A report from the Environment Agency has conclusively demonstrated the real community benefits of letting nature do much of the work with flood defence protection.

The natural flood management scheme near to Pickering, North Yorkshire proved its mettle during the intense Christmas storms that affected many other towns and villages across the county.

The pioneering scheme which used a series of bunds slowed river peak flow by 15-20%, saving Pickering’s museum and several homes, Environment Agency (EA) analysis revealed.

Pickering has a long history of flooding and whilst a flood alleviation scheme has been proposed in recent years, it is of too low a priority in terms of cost-benefit to be considered for approval. The town is particularly at risk from summer flash floods due to the steep nature of the catchment. It has suffered from four serious floods in the past 10 years.

Slowing the Flow at Pickering is a partnership project. It is led by Forest Research, closely supported by Forestry Commission England, The Environment Agency, The North York Moors National Park Authority, Durham University, Natural England and the wider community. The lead funder is Defra.

The new approach to flood management relies on making changes to the way the landscape is managed, so that the passage of rainfall to rivers and its movement downstream is reduced and delayed. This involves a range of ‘measures’, including:

  • Constructing low-level bunds;
  • Planting more trees, especially along stream sides and in the floodplain;
  • Restoring woody debris dams in small streams;
  • Restoring wetlands.
Natural Flood Protection Scheme - Forestry Commission

Source: Forestry Commission

The above to the left shows some placed natural debris in the pathway of the catchment.
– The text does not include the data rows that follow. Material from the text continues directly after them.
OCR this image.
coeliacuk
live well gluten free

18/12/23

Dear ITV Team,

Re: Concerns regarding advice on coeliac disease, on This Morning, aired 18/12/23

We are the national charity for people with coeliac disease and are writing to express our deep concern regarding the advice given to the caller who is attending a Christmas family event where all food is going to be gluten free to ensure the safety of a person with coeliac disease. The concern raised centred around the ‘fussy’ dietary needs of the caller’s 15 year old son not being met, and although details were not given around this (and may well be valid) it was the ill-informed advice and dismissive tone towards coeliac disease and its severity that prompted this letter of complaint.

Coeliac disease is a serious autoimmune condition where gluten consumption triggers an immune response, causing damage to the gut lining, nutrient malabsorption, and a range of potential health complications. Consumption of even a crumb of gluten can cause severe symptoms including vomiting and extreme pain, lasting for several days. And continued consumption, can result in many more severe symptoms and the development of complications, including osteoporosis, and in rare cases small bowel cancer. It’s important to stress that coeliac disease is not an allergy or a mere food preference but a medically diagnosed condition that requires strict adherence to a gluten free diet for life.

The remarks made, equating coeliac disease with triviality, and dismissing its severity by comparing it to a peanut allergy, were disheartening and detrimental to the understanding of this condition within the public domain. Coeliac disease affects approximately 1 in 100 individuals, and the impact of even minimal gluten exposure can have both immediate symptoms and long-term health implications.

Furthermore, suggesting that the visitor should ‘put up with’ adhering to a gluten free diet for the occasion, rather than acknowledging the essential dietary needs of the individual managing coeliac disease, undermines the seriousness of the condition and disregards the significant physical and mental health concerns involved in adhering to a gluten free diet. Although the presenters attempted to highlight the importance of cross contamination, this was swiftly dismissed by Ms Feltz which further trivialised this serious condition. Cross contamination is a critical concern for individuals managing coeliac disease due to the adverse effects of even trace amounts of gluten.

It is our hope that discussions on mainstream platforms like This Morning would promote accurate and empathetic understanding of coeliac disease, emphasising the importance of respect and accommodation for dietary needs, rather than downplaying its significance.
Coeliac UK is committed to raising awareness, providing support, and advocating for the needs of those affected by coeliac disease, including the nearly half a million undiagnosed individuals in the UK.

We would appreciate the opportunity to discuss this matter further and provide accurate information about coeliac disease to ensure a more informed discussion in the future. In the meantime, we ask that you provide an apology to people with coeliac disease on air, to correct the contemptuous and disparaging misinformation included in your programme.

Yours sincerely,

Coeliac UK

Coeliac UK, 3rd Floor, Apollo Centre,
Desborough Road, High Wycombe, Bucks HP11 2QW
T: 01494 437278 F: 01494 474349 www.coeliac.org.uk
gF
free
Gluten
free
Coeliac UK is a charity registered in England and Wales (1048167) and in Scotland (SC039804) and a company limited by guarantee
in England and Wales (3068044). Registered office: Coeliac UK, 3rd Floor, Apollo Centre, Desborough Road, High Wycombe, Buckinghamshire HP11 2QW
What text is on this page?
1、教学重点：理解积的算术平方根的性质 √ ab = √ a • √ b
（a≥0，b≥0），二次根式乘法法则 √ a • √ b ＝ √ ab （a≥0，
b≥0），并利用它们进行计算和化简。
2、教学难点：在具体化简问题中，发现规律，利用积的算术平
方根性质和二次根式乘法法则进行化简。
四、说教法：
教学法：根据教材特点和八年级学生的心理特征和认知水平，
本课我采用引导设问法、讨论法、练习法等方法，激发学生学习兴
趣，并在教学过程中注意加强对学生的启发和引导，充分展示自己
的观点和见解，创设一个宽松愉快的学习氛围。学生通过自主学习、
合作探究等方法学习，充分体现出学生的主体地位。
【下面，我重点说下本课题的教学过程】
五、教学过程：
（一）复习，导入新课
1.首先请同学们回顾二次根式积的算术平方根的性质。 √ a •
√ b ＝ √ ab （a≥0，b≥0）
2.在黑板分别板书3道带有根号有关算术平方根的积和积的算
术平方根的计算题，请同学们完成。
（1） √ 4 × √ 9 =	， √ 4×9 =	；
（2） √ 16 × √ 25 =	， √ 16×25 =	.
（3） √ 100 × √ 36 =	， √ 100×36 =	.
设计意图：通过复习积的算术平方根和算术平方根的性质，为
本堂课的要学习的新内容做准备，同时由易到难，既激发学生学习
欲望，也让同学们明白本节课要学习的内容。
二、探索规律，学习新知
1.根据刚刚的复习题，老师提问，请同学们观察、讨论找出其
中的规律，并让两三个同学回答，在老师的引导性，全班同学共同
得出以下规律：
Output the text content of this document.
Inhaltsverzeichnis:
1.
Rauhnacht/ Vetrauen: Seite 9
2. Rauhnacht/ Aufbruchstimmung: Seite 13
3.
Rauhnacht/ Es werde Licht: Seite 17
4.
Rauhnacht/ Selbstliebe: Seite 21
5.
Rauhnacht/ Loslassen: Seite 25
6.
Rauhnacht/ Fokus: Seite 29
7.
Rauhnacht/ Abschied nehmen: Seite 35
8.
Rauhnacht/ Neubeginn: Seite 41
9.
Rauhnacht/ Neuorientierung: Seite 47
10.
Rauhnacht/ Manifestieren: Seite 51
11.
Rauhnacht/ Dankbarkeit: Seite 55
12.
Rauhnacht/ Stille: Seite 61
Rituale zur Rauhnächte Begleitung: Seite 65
Large woody debris dams help to increase flood storage by creating an upstream pool and reconnecting streams with their floodplain. Long, low, leaky dams were installed to slow the flow of water off the slopes.

Along with 40,000 extra trees and heather moorland planted upstream, the scheme managed to absorb more than 2ins (5cm) of rain, which fell in the area over 36 hours from 26 December.

The natural scheme was favoured as the alternative was excessively high flood defence walls which would be unsightly and disruptive to the community.

While the EA warned the scheme the scheme would not work in extreme rainfall, it has been praised by Environment Secretary Elizabeth Truss as “truly innovative”.

In a statement, Truss went on to say that natural flood defence measures “can also deliver more benefits than just reducing flood risk such as improving water quality, preventing erosion and in some cases storing carbon.”

“Natural and man-made defences both have a role to play in reducing flooding, but every approach must be tailored to local geography and knowledge,” she said.

Ms Truss is setting out a 25-year plan for the environment, looking at the management of river catchment areas as a whole, to improve flood resilience.

A recent report suggested re-foresting up to 40% of river catchments could help prevent floods.

Stepping up to the natural flood management challenge

Pickering demonstrates how with better data and understanding of river flow, groundwater modelling and runoff within sensitive catchments, the right natural schemes can be implemented with massive community benefits.

GeoSmart is working closely with the Regulator, councils and water companies to model solutions that can be implemented nationwide.

Our recent success at the Geovation Water Challenge for sustainable river catchments will act as a template for how meaningful information can be developed commercially for stakeholders based on local conditions – thereby satisfying the Environment Secretary and Regulator’s key objective.